As of September 22, 2025, India has officially rolled out GST 2.0, marking a new era of simplified taxation aimed at boosting consumption and economic growth. The revamped Goods and Services Tax (GST) structure introduces significant rate cuts across various sectors, with notable benefits for the automobile and Fast-Moving Consumer Goods (FMCG) industries.
Automobile Sector: Price Cuts to Drive Demand
The automobile industry stands to gain substantially from the GST 2.0 reforms. Small petrol hybrid cars, previously taxed at 28%, now fall under the 18% GST slab. This reduction is expected to make vehicles more affordable, stimulating demand.
Companies like Maruti Suzuki, Tata Motors, and Hyundai have announced price cuts on models such as Alto, Swift, Brezza, and Fronx, with reductions reaching up to ₹1.29 lakh.
Additionally, auto ancillary companies like Bosch, MRF, and Bajaj Auto are poised to benefit from lower GST rates on auto parts, potentially reducing production costs and increasing profitability.
FMCG Sector: Lower Prices to Boost Consumption
The FMCG sector is set to benefit significantly under GST 2.0. Essential items such as soaps, shampoos, biscuits, butter, and coffee, which were previously taxed at 18%, now attract a reduced GST rate of 5%.
This change is expected to lower product prices, making them more accessible to consumers and stimulating demand. Major FMCG companies like Hindustan Unilever, Procter & Gamble, and Graviss Foods have adjusted their pricing strategies to capitalize on the anticipated surge in consumer spending.
Other Beneficiaries: Cement, Electronics, and More
Beyond automobiles and FMCG, several other sectors are set to benefit from GST 2.0 reforms:
Cement: Reduced costs for construction materials may lower housing prices and stimulate infrastructure development.
Electronics: Consumer electronics, including televisions and air conditioners, now fall under the 18% GST slab, down from 28%, making them more affordable.
Healthcare: Medicines and health insurance premiums have been exempted from GST, reducing healthcare costs.
Consumer Durables: Items like refrigerators, washing machines, and microwaves are now more affordable, boosting sales in the sector.
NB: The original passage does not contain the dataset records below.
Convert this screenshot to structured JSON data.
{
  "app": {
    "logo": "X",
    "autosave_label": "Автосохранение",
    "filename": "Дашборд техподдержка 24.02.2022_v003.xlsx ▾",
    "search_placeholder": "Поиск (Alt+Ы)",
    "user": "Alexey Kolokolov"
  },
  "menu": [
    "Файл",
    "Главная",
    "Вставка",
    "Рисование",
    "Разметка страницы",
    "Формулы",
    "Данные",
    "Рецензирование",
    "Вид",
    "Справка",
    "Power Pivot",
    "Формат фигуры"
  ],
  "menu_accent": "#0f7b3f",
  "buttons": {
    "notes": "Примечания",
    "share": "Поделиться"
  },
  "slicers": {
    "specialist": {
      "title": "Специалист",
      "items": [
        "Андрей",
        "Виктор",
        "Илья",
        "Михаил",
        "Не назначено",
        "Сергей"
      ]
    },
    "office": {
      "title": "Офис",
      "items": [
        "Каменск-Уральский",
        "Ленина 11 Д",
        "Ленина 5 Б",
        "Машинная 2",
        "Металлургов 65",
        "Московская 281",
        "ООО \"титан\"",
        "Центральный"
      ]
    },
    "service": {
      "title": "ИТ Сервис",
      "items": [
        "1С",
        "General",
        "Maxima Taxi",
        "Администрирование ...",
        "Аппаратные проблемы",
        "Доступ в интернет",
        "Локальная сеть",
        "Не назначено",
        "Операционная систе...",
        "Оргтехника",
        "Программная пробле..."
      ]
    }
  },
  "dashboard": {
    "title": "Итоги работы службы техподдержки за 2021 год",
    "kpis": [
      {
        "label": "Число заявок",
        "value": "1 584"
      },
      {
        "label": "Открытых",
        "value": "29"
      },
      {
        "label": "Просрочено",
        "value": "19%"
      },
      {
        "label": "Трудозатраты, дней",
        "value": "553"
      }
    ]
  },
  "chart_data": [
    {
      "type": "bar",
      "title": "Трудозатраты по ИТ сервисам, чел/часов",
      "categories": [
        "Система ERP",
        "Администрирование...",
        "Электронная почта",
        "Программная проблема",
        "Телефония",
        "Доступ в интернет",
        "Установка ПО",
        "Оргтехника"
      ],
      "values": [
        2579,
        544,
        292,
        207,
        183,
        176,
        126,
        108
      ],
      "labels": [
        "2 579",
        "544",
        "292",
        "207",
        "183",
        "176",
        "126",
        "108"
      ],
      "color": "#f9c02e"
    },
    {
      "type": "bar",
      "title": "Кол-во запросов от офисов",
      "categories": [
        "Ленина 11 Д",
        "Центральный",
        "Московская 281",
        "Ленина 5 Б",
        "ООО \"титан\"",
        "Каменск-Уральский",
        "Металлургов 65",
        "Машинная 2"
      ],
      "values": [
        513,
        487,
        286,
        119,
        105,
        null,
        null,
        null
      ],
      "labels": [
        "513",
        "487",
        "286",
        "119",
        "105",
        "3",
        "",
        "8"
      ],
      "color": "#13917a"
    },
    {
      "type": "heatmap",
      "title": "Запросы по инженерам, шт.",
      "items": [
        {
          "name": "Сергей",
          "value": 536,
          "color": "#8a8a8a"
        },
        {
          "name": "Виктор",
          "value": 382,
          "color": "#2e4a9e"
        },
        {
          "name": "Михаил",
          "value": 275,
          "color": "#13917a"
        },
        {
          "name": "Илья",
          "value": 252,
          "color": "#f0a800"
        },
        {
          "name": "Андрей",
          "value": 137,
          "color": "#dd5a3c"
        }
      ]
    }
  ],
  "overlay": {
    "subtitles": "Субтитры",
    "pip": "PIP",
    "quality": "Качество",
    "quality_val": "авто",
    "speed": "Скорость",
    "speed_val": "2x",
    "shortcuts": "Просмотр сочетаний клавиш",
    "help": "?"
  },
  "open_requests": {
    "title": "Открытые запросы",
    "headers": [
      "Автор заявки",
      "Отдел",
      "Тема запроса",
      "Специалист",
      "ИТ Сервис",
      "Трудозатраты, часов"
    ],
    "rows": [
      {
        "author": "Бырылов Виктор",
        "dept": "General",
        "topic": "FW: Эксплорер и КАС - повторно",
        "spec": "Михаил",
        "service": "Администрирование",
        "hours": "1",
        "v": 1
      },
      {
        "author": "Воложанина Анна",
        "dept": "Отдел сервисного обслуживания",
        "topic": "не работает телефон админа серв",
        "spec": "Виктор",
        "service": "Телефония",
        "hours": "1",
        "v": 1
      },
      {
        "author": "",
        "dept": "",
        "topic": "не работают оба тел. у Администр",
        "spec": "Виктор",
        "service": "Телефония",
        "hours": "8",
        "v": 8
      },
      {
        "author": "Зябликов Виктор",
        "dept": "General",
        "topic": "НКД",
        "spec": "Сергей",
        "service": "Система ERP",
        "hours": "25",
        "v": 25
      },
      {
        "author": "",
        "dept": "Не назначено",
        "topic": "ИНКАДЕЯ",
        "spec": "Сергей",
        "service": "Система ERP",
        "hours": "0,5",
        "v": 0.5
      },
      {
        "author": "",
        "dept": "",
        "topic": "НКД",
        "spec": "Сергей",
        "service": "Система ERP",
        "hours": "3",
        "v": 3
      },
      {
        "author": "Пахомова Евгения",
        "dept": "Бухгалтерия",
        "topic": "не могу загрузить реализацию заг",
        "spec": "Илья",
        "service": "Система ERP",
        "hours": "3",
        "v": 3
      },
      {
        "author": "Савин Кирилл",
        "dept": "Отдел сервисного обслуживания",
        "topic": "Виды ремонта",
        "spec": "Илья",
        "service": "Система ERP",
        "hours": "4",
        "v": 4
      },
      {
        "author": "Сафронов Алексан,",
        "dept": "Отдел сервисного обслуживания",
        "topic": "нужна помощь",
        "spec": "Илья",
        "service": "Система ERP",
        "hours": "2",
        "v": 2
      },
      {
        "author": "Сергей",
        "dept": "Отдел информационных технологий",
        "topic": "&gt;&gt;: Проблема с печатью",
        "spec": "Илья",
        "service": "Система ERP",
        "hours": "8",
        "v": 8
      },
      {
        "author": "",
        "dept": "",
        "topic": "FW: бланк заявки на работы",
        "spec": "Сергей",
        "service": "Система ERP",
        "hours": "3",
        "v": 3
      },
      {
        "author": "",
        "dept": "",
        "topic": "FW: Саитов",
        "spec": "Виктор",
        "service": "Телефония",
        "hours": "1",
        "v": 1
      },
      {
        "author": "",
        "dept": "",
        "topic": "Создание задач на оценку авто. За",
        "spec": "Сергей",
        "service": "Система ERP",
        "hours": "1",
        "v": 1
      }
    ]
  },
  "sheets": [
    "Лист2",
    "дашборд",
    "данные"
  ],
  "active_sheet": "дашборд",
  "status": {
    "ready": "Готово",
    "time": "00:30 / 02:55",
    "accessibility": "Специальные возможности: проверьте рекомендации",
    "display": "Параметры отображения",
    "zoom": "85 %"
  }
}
Economic Impact and Outlook
The implementation of GST 2.0 is expected to contribute approximately ₹2 lakh crore to India’s economy. The reforms aim to stimulate consumption and economic growth, with sectors like automobiles and FMCG poised to lead the charge.
FAQs
Q: What is GST 2.0?
A: GST 2.0 is an upgraded version of India’s Goods and Services Tax system, introduced to simplify tax structures and reduce rates across various sectors.
Q: Which sectors are benefiting from GST 2.0?
A: Key sectors benefiting include automobiles, FMCG, cement, electronics, healthcare, and consumer durables.
Q: How will GST 2.0 impact consumers?
A: Consumers can expect lower prices on a wide range of products, from vehicles to daily essentials, increasing affordability and purchasing power.
Q: When did GST 2.0 come into effect?
A: GST 2.0 was officially implemented on September 22, 2025.